The “U.S. Albums” set also marks the first time that a major Beatles reissue project is being released simultaneously in physical form and via the iTunes store, the Beatles’ exclusive digital distributor. In December, iTunes released “Bootleg Recordings 1963,” a collection of 50 outtakes, BBC studio shots and unreleased demos; the package was likely tied to the extension of copyrights on the 50-year-old material.

“That collection performed very well from our perspective,” Resnikoff says, “and the people associated with Apple Corps and the Beatles felt the same way. I think there’s an opportunity as we cull through the vaults to find additional material like that.”

Resnikoff confirms that a vinyl edition of the Beatles’ mono albums, released on CD in 2009, will be issued later this year on a date to be announced. The 11-CD mono edition has sold 70,000 copies to date. Last year’s “On Air — Live at the BBC Volume 2,” meanwhile, has moved 118,000 units.
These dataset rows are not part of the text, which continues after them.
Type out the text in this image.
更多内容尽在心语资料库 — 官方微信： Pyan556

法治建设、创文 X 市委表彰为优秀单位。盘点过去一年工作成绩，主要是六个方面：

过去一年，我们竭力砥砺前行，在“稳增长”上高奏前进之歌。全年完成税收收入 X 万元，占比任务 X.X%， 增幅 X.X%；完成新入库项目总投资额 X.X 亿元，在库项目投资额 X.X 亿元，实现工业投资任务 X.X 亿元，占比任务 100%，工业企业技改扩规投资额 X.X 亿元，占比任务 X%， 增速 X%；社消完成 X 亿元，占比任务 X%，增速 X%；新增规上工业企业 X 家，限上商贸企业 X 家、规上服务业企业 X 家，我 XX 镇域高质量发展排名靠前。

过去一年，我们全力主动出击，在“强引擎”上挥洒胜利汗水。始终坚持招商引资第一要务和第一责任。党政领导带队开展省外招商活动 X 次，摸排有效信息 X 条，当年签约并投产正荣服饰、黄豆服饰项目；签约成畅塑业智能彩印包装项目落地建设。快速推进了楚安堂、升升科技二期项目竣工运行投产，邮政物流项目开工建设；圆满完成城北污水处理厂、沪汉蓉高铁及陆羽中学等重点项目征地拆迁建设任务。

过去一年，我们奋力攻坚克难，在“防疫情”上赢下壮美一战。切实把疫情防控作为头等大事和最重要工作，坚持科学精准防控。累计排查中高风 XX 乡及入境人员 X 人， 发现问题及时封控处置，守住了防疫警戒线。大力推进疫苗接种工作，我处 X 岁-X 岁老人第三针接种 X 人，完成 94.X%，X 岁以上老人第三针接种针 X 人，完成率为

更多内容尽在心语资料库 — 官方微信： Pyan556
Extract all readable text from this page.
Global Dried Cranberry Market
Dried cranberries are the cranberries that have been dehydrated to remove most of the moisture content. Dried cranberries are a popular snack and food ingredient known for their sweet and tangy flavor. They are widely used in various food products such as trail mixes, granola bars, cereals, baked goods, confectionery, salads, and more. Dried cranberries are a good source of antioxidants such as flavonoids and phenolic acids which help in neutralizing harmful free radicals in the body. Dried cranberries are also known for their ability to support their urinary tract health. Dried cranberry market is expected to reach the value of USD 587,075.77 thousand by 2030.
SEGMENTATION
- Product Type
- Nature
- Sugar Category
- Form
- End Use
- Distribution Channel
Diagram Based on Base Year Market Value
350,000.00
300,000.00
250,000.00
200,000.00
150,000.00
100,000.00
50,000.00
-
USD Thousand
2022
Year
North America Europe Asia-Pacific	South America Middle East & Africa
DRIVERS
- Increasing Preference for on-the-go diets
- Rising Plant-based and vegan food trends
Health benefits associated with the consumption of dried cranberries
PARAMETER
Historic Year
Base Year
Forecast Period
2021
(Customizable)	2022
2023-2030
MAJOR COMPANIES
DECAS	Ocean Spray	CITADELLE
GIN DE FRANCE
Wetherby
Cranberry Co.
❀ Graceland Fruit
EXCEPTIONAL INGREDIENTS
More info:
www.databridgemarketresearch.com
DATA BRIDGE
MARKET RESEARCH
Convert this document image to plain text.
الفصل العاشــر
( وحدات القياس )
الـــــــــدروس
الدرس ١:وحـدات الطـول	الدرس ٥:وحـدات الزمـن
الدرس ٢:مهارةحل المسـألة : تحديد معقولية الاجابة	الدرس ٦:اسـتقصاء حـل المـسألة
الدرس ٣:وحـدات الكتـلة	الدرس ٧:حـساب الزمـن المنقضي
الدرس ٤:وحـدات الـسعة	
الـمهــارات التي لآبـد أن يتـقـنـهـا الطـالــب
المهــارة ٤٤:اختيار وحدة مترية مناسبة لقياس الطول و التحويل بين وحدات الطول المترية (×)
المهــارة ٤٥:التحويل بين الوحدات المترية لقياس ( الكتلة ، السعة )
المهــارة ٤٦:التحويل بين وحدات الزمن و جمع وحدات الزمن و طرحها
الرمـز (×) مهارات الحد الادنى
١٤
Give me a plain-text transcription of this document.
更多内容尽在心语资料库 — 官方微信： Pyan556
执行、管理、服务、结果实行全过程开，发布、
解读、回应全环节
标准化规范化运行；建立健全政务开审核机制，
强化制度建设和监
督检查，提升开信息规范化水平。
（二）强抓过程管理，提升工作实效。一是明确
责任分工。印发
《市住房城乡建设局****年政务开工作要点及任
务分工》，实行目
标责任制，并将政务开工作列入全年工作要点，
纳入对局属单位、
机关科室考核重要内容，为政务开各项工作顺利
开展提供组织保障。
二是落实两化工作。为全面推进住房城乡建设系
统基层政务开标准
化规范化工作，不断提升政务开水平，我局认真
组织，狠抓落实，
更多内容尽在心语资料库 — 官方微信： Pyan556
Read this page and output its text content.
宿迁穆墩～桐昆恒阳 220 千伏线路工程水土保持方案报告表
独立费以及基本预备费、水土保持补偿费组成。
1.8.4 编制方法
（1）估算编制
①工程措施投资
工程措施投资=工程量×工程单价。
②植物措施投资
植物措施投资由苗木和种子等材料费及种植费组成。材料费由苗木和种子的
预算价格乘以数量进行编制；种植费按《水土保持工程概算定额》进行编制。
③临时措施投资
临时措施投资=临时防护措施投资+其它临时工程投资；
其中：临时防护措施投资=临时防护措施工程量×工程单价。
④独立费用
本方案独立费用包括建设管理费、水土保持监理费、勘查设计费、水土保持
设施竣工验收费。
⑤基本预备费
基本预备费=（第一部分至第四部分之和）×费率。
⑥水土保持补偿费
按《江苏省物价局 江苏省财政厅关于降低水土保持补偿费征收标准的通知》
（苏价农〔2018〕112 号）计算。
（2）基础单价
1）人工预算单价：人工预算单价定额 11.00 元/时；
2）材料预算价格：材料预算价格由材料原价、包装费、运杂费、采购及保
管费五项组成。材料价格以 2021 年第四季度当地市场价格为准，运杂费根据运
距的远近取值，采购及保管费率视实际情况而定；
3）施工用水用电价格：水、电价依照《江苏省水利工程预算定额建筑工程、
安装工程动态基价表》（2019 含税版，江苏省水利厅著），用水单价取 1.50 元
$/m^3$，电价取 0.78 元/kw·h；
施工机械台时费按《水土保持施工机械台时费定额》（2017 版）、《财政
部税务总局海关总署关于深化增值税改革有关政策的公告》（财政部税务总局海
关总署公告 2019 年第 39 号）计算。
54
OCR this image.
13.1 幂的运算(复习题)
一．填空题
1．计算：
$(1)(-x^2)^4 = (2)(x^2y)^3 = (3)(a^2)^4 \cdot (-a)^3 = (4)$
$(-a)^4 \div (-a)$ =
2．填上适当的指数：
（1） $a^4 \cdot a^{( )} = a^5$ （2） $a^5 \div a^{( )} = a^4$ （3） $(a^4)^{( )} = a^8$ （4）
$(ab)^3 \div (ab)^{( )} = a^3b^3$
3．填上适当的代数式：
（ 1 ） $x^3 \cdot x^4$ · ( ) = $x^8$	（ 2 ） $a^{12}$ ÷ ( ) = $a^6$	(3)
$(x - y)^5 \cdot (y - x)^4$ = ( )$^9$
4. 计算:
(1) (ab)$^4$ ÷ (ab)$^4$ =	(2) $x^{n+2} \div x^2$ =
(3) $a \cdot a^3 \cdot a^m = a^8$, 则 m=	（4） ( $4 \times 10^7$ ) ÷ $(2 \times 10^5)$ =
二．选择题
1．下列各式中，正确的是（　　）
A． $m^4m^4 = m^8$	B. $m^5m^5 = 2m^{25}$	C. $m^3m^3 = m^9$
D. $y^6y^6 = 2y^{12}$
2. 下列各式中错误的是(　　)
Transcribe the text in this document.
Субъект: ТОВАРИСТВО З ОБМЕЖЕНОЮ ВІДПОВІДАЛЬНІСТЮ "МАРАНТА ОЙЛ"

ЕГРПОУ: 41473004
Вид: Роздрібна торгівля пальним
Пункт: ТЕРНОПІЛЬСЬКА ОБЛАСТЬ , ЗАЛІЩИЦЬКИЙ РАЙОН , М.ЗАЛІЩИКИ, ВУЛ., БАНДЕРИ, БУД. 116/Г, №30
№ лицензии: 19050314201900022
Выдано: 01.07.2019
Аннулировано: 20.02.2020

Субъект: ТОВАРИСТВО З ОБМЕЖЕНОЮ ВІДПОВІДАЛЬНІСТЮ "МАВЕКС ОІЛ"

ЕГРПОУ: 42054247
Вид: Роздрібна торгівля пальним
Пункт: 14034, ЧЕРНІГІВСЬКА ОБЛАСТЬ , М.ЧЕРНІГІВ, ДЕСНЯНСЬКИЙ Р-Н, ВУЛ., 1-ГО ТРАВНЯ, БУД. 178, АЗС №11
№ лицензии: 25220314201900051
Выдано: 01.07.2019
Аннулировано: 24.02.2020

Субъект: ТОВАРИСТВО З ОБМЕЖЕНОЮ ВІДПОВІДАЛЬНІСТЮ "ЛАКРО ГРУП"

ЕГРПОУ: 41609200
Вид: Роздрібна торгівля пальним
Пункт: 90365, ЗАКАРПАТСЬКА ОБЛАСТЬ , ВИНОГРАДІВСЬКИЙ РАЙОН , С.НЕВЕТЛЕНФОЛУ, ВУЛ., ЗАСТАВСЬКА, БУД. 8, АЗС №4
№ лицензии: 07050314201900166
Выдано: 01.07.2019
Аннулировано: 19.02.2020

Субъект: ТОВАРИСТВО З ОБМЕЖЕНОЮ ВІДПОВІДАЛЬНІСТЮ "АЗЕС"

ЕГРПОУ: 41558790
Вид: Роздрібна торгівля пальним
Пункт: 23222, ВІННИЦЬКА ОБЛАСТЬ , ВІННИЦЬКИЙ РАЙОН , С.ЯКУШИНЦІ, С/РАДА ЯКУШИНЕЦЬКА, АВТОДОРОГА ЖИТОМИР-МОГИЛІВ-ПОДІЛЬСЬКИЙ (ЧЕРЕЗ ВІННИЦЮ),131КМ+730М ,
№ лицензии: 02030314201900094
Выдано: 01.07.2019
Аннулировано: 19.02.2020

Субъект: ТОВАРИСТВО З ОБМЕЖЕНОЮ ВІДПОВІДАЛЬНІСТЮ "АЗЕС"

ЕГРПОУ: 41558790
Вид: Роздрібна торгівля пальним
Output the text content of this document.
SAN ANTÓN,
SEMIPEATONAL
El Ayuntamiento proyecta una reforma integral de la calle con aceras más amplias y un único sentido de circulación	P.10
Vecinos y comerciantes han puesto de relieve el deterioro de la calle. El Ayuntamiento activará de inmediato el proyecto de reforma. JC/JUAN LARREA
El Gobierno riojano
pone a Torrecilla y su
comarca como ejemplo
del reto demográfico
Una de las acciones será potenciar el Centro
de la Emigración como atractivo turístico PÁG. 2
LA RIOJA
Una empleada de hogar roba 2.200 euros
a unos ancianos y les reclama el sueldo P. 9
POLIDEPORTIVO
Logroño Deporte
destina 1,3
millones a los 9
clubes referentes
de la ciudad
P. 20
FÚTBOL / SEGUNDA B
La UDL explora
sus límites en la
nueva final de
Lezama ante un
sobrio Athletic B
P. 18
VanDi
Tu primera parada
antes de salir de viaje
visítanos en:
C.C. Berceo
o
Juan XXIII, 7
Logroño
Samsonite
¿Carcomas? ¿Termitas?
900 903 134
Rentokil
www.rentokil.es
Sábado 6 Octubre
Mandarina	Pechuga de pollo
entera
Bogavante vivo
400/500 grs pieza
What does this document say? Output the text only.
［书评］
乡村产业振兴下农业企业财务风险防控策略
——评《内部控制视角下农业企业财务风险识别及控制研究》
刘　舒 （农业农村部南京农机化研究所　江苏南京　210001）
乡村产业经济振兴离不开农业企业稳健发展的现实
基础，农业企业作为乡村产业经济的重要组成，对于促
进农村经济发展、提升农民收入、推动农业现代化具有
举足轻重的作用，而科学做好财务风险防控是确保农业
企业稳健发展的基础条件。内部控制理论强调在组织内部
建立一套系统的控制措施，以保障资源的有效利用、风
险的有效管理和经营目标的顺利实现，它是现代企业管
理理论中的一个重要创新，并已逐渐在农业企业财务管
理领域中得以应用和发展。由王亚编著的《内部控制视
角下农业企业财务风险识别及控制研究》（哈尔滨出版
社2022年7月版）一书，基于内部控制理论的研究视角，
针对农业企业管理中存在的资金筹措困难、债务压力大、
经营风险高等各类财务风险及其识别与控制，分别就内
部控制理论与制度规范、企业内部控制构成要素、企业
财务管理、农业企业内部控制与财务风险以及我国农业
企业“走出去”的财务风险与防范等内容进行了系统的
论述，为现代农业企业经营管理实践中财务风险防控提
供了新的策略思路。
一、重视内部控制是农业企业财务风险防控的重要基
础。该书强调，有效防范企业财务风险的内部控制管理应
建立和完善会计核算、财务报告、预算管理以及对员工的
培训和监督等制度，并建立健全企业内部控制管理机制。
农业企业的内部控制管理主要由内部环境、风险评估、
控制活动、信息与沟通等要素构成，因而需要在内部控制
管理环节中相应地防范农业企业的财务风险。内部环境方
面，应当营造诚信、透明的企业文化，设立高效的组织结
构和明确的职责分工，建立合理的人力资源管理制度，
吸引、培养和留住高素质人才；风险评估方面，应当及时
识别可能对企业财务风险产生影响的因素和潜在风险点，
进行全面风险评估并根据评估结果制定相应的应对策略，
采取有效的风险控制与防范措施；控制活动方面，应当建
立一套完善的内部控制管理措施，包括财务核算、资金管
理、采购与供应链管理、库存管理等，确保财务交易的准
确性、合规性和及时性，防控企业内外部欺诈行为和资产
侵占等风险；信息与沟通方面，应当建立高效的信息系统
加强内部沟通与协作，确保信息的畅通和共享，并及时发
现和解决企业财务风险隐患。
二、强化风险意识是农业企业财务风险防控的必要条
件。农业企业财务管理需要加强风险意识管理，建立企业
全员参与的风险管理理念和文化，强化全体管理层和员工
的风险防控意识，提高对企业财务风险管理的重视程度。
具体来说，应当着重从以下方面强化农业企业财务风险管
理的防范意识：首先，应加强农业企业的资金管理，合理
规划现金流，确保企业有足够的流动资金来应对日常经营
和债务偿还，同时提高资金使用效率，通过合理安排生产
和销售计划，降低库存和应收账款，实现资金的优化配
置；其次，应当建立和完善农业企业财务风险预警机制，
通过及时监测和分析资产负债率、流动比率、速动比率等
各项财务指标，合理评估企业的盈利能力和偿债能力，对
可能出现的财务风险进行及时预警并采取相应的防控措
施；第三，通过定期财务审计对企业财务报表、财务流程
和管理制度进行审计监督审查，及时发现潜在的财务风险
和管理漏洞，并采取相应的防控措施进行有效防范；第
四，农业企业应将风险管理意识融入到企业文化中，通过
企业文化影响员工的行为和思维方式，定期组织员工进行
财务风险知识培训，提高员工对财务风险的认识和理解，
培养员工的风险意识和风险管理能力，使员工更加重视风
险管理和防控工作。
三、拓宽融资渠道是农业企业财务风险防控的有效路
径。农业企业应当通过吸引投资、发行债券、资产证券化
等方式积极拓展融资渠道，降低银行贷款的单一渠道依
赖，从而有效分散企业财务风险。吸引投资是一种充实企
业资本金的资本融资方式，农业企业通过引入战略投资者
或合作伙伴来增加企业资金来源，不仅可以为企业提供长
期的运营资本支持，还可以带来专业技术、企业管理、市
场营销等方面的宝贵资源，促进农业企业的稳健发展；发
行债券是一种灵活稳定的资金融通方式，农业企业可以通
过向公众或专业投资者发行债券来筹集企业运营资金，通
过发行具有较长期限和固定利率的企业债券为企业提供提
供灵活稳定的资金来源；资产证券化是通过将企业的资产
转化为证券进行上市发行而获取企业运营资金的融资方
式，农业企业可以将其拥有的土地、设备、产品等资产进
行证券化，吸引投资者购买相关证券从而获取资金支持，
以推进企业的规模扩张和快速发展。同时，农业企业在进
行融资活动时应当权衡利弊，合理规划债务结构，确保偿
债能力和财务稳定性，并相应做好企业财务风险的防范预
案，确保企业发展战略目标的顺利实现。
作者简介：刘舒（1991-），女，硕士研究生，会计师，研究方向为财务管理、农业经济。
This first anniversary wave of titles is just the beginning, Resnikoff notes: “We have a combined global Beatles team in a partnership with Apple Corps and the Beatles to not only discuss what we’re doing now, but to bring forth a global strategy going forward, well beyond six months, 12 months or 18 months.”

Beyond UMG’s exploitation of the Beatles’ work, other projects will likely see the light of day. Rumors continue to circulate that the Criterion Collection, the high-end homevideo company, will re-release “A Hard Day’s Night” this year.

In Las Vegas, the Beatles’ music is the gift that keeps on giving. Cirque du Soleil’s flamboyant production of “Love” at the Mirage has been running for more than seven years, and will continue through at least 2016.

Cirque du Soleil CEO Daniel Lamarre says the production has played before 6 million people and grossed $800 million. (Capitol’s companion album has sold nearly 2.4 million copies.) The age range of the audience reinforces how enduring the band’s music is, even to those born long after they took that last walk down Abbey Road.

“I think the Beatles are going to be relevant forever,” Lamarre says. “The one thing that is surprising to me is how much the music of the Beatles attracts kids, a younger crowd. … There is something about their music that was and is very, very special.”